Six to twelve months if the team is prepared and the underlying platform is already FedRAMP authorized. Eighteen to twenty-four months cold start, with most of the delay in SSP authoring, control implementation, and assessment findings remediation.

Can I inherit controls from my cloud provider?

Yes, if the underlying cloud is FedRAMP-authorized. You inherit physical, environmental, and many platform-level controls. You remain responsible for customer-configurable controls, application-level controls, data-level controls, and your own organizational policies.

Is FedRAMP the same as a DoD ATO or agency ATO?

Not exactly. FedRAMP is a civilian-agency baseline that many defense and intelligence organizations reuse as a starting point. DoD adds DISA's Cloud Computing Security Requirements Guide and impact levels 2 through 6 on top. Always confirm which framework your target agency actually uses.
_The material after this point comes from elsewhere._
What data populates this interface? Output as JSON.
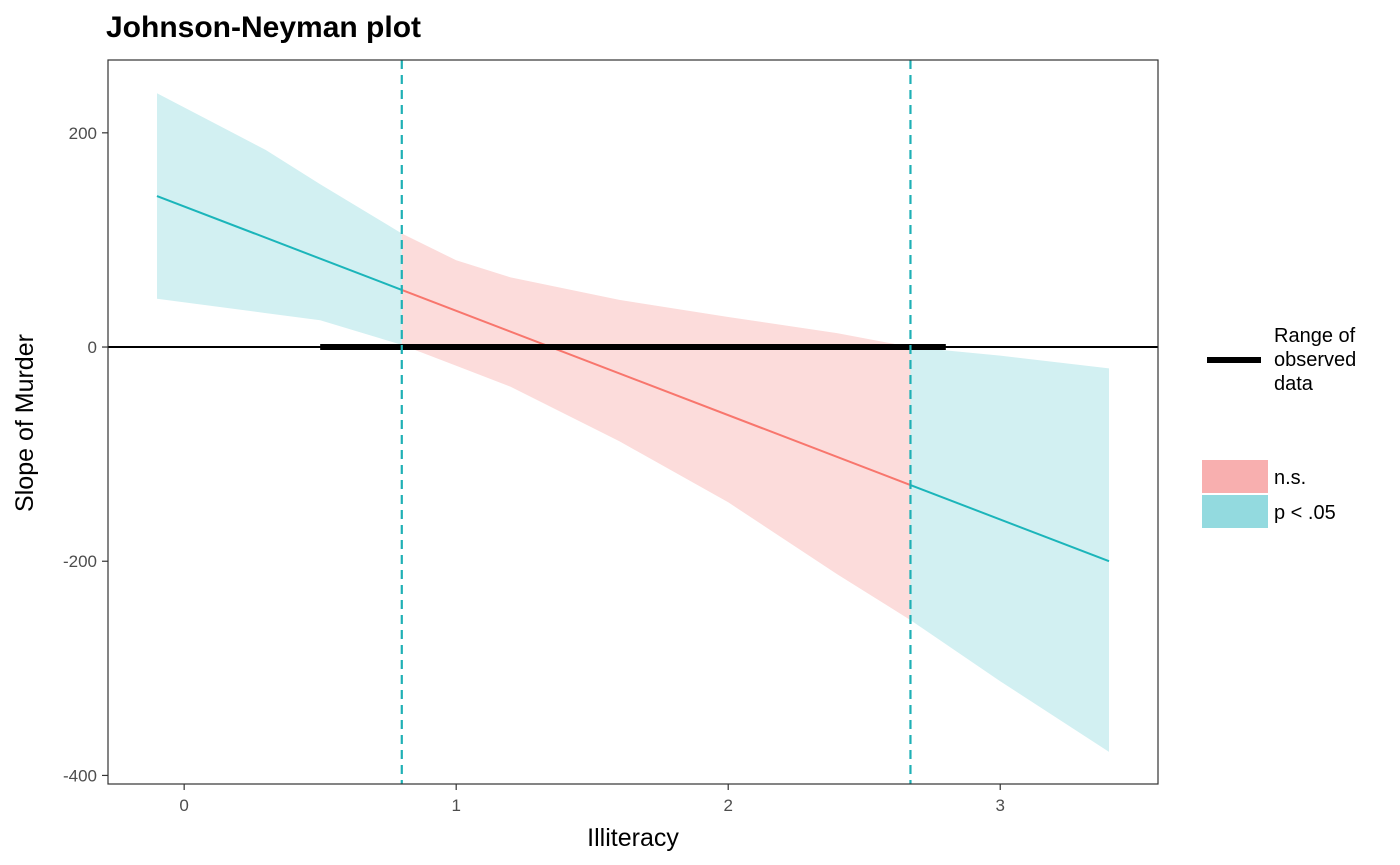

Does a Phase I SBIR system need an ATO?

Usually not during Phase I, which is largely a feasibility study. Phase II prototypes often need at least an interim authorization. Phase III commercial deployment into production agency environments almost always requires a full ATO.

What is a 3PAO?

A Third Party Assessment Organization. An independent firm accredited by FedRAMP to perform the security assessment that produces the Security Assessment Report used in the authorization decision. The 3PAO cannot also be the implementer.